There are those places where you walk in and immediately know you are not in a hype restaurant. Hakata Senpachi in the Rivierenbuurt neighborhood is one such place. Chef-owner Neil Roake has been running a yakitori-ya here for over twenty years as you know it from the backstreets of Hakata or Tokyo: compact, no-nonsense, and the smell of glowing charcoal as soon as the door opens.
The heart of the restaurant is the hibachi, the charcoal grill at the center of the room. Not hidden in a kitchen behind a wall, but simply in the middle, filling the entire room with the smell of grilling. Only French free-range chickens end up on that grill, skewered and slowly cooked over the coals.

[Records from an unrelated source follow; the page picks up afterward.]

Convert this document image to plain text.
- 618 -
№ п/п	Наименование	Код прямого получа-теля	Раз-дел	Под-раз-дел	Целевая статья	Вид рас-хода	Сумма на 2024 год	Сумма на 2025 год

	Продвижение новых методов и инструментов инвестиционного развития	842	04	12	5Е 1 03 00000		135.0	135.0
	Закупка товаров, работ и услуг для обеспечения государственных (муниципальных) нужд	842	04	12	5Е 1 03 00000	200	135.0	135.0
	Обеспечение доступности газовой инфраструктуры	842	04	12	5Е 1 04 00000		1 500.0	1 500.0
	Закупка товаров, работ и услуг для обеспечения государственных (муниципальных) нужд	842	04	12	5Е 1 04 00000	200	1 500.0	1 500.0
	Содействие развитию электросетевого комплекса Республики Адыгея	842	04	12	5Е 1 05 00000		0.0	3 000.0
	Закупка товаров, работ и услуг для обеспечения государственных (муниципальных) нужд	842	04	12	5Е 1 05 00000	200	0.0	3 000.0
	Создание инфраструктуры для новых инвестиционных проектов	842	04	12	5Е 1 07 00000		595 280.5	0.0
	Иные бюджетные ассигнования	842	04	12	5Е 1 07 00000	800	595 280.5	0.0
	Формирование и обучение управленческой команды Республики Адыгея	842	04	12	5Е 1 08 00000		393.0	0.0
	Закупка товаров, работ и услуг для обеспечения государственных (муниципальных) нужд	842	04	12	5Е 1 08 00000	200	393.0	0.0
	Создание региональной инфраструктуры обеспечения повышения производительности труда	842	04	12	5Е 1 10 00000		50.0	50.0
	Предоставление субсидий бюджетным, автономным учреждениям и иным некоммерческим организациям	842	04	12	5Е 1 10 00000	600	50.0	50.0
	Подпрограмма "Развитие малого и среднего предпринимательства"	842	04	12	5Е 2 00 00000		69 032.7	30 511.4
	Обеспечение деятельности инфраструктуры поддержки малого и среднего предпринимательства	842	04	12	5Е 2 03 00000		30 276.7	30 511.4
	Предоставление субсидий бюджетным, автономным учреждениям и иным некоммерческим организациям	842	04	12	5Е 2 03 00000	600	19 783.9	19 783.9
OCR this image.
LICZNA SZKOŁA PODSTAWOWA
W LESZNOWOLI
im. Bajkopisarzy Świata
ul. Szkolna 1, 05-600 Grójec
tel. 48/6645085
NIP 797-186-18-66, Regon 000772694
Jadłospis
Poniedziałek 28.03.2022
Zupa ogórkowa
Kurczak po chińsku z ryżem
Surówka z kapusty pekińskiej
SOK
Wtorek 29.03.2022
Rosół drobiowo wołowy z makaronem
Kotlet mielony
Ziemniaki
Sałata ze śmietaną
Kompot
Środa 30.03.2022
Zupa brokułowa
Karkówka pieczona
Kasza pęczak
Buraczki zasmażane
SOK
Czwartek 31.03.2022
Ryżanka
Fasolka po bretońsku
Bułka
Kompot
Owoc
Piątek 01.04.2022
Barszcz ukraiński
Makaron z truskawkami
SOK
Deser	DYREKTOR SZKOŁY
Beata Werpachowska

Roake is not one to stick to good chicken. He personally travels to Japan to select sake from traditional breweries, far away from wholesale. You can tell by the menu: hand-selected Japanese sakes alongside authentic cocktails, not the standard assortment you find everywhere. Those who prefer to book a full evening can opt for the three-course Chef Menu for 82 euros per person. There is also a vegetarian Chef Menu for 40 euros, which in a restaurant that relies so heavily on chicken is a welcome option.
Neil Roake personally selects his sakes, uses only free-range chicken and draws his broths himself. No shortcuts.
Twenty years is a long time in the restaurant business, especially in a city where restaurants open faster than they close. That Hakata Senpachi is still doing it, in the same way as from the beginning, says it all. Neil Roake personally selects his sakes, uses only free-range chicken and draws his broths himself. No shortcuts. The Volkskrant called the restaurant the perfect cure for gloom, and after 20 years, that verdict still stands.